# Dictionaries and Sets

# Using dictionaries

Dictionaries are common and useful in Python for organizing stored data.  They let you look up a value using a string instead of a number.  The string you use to look up the item is called a **key**, and the value retreived is called the **value**.



In the following example, we create an array of prices for some foods at a restaurant, and then look up the value for the salmon.

In [5]:
my_menu_dict = {
    "Salmon": 25,
    "Steak": 30,
    "Mac and cheese" : 18
}

print(my_menu_dict["Salmon"])

25


We could instead initialize an empty dictionary and then insert the key-value pairs.  That would look like this:

In [6]:
my_menu_dict = {} # empty dictionary
my_menu_dict["Salmon"] = 25
my_menu_dict["Steak"] = 30
my_menu_dict["Mac and cheese"] = 18

print(my_menu_dict["Salmon"])

25


Depending on what you're doing, you may want your dictionary to return a default value if the key isn't found; if you don't specify this, you will get a KeyError if you try to look up a key with no stored value.  You get do this with the get() method, which takes a key to look up as its first value, and the default value to retrieve as the second value.  This takes the place of looking up the value with square brackets.

In [10]:
my_dict = {}
my_dict.get('sushi', 0)

0

There are other ways we could store data.  We could, for example, store everything in lists of tuples, and iterate down the list looking for the right menu item.  But, that would be slow if we planned to do a lot of lookups - every one of them would involve a little search for the right word.

Dictionaries are *expected constant time* for lookups, which means that they don't get slower as the number of items stored gets bigger.

# Why hash tables are fast

Dictionaries are fast because they use a technique called *hashing* to ensure they're fast.  But before we can explain hashing, we need to take a step back and explain why arrays are fast.



Recall that arrays also are thought to be fast as data structures.  They index by natural numbers, not strings.  When indexing into an array, it doesn't need to look through all the data to find the matching record.  Rather, it takes the address in memory where the array starts, and adds (size of data type * index) to that to get the correct address.  All it needs is a quick computation to find the right place in memory given an index.



Hashing similarly only needs a quick computation on the key to figure out where it should go.  A *hash function* is a function specially designed to send data to an address within a range seemingly at random.  The function isn't actually random, which is good, because we'll want to find the data again quickly in the same spot where we left it.  Giving the same argument to the hash function always produces the same arbitrary value.



The hash function is just designed to spread the data evenly over the space allocated to the hash table.  It's deterministic, so the data will be found again in the same place by calling the hash function again.  But it's "pseudorandom," in the sense that it spreads out the data so well and with such apparent unpredictability that we may as well treat the function as producing a random index.



What might this hash function look like?  One approach for a string could be to read its bits as a number $M$, then compute $M^n$ mod $p$ for some large numbers $p$ and $n$.  It isn't supposed to make sense relative to what the string said; in fact, rather the opposite, because we want it to say very different results for very similar strings, lest we get *collisions* where multiple pieces of data try to go to the same place.



Collisions are something that could slow us down, but aside from those, storing data and looking up data both take a short amount of time that doesn't change with the amount of data stored.  It's just a quick computation of a hash function in either case to find the right address in memory.

# Collisions

Suppose we find that applying the hash function to two different keys produces the same address for both.  This should be always possible, since there are more possible strings than locations in the hash table's memory.  What happens next?



In Python dictionaries, the scheme it uses is called "open addressing."  If the hash function said to store the value at address h, and that's occupied, it'll query another function for where to try next.
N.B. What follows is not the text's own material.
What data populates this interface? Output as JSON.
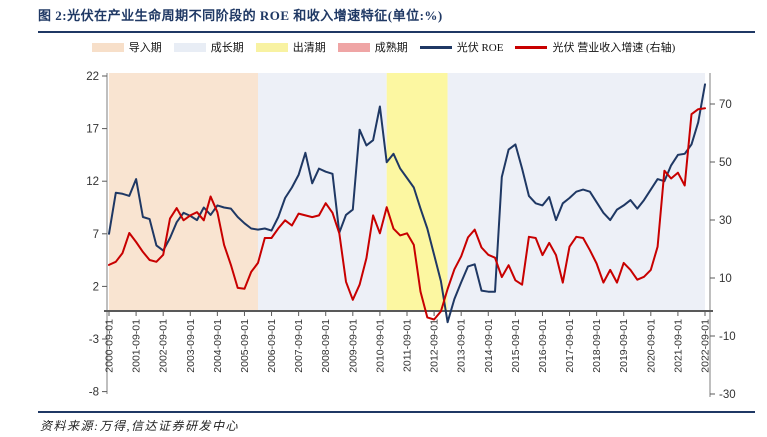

Similar to the first call, the subsequent calls also generate random-looking addresses to try.



This continues until it finds a space or decides there's no room at all - an unusual occurrence.

Lookup goes through a similar process, reconstructing the addresses that would have been tried on storing the value.

# Example of dictionary in action

Something that machine learning sometimes wants to do to text is count how many times each word appears in the text.  The frequency of different words can help to tell you who wrote a piece, and what they were feeling at the time.


In [11]:
two_cities = """It was the best of times, it was the worst of times,
 it was the age of wisdom, it was the age of foolishness, it was the epoch of belief,
 it was the epoch of incredulity, it was the season of light, it was the season of darkness,
 it was the spring of hope, it was the winter of despair."""

worddict = {}
wordlist = two_cities.split()
for word in wordlist:
  if word in worddict:  # Check for presence of key
    worddict[word] += 1
  else:
    worddict[word] = 1

print(worddict["age"])
print(worddict["of"])

2
10


# Iterating over a dictionary

You can iterate over a dictionary using items() to generate key, value pairs.  You can also call individual functions to get just the keys or the just the values; these are keys() and values(), not demonstrated here.

(This also reveals we weren't careful about handling capitalization and punctuation before making our counts - ideally, we should use a more advanced function to break the sentence into parts, called a tokenizer.)

In [12]:
for word, count in worddict.items():
  print(word + ":" + str(count))

It:1
was:10
the:10
best:1
of:10
times,:2
it:9
worst:1
age:2
wisdom,:1
foolishness,:1
epoch:2
belief,:1
incredulity,:1
season:2
light,:1
darkness,:1
spring:1
hope,:1
winter:1
despair.:1


# Sets

Sometimes there are no key-value relationships to remember, just a set of keys.  For example, a set of IP addresses may be banned from connecting to our server.  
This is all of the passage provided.